Clarice Cliff was an English pottery designer and painter who created her best pieces during a very prolific period from 1922 to 1963. The Clarice Cliff Bizarre line and the Clarice Cliff Crocus designs of pottery fetch amazing sums of money at auctions. A Christie’s auction received £ 39,500 for a plaque with the May Avenue design.
Working at thirteen
Clarice Cliff started working in a pottery at Stoke on Trent when she was only thirteen. Unlike her other six siblings, she was lucky to get an education in art and sculpture while she was working. Clarice was ambitious and taught herself various aspects of pottery designing.
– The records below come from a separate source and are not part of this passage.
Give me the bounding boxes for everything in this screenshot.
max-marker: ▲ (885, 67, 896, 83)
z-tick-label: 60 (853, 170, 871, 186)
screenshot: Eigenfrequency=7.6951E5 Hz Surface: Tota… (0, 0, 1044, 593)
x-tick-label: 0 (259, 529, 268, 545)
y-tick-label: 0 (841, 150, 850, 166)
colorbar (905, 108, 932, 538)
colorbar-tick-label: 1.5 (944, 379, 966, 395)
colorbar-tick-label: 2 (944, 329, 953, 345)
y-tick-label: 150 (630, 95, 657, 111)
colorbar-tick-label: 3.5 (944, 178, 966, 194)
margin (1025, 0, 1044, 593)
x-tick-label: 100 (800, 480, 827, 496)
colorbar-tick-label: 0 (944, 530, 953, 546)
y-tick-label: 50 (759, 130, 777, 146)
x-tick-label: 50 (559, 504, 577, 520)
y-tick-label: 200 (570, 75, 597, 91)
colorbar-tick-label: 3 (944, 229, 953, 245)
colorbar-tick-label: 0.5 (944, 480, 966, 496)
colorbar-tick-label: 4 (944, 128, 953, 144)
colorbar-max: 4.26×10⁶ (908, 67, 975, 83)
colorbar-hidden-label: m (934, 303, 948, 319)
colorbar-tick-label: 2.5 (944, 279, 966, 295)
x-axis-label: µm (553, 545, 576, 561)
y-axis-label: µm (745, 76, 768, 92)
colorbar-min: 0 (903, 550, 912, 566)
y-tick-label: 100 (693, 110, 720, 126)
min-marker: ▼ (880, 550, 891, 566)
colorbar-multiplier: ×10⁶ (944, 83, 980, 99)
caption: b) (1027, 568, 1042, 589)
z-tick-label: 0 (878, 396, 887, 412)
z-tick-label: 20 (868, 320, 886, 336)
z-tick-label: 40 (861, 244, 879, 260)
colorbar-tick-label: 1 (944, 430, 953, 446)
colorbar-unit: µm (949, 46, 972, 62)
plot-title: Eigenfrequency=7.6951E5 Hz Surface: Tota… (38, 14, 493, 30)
She changed jobs to A J Wilkinson at Newport, Burslem. This was the turning point in her life. She was soon allowed to work with the factory designers.
Bizarre by Clarice Cliff
By 1927, Clarice Cliff had her own studio. The owners allowed her to decorate defective pieces of white tableware. She covered the defects with bright triangular designs of enamel paint and called this collection ‘Bizarre.’ Bizarre by Clarice Cliff became a famous brand of Clarice Cliff designs. It was a surprising sell-out with retailers. She soon had an assistant Gladys Scarlett to help her to paint her designs on Clarice Cliff pottery.
The Crocus range
One of the partners of the company, Colley Shorter, whom she married later, sent her for brief periods to the Royal College of Arts at Kensington, London. It was in 1928 that she created her most famous and long-lasting design which she simply called ‘Crocus.’ This flowery pattern with green stems was universally applied to kettles, tea cups, plates and gift items. The Spring, Purple and Sungleam Crocus were popular designs and used till 1968.
Red Autumn and Appliqué
Nowadays, each and every item made in this period of forty years whether a Clarice Cliff vase or a Clarice Cliff jug, is an invaluable collector’s item. Clarice Cliff wall plaques and decorative antiques with fantastic designs like ‘Red Autumn’ and ‘Appliqué’ are treasured by owners and fetch great prices at auctions. She used many variations of Art Deco, Cubist and Abstract designs to make her pottery a rage in the twentieth century. A range of tableware was even inspired by the Prince of Wales and Clarice Cliff plates with designs by famous artists like Dame Laura Knight and Duncan Grant were put up for sale by famous stores like Harrods, Bon Marche and Selfridges. After the death of her husband in 1963, Clarice became a recluse till her death in 1972. Today, she is recognised as an artist in her own right and her pottery creations are on display at the Victoria and Albert Museum in London.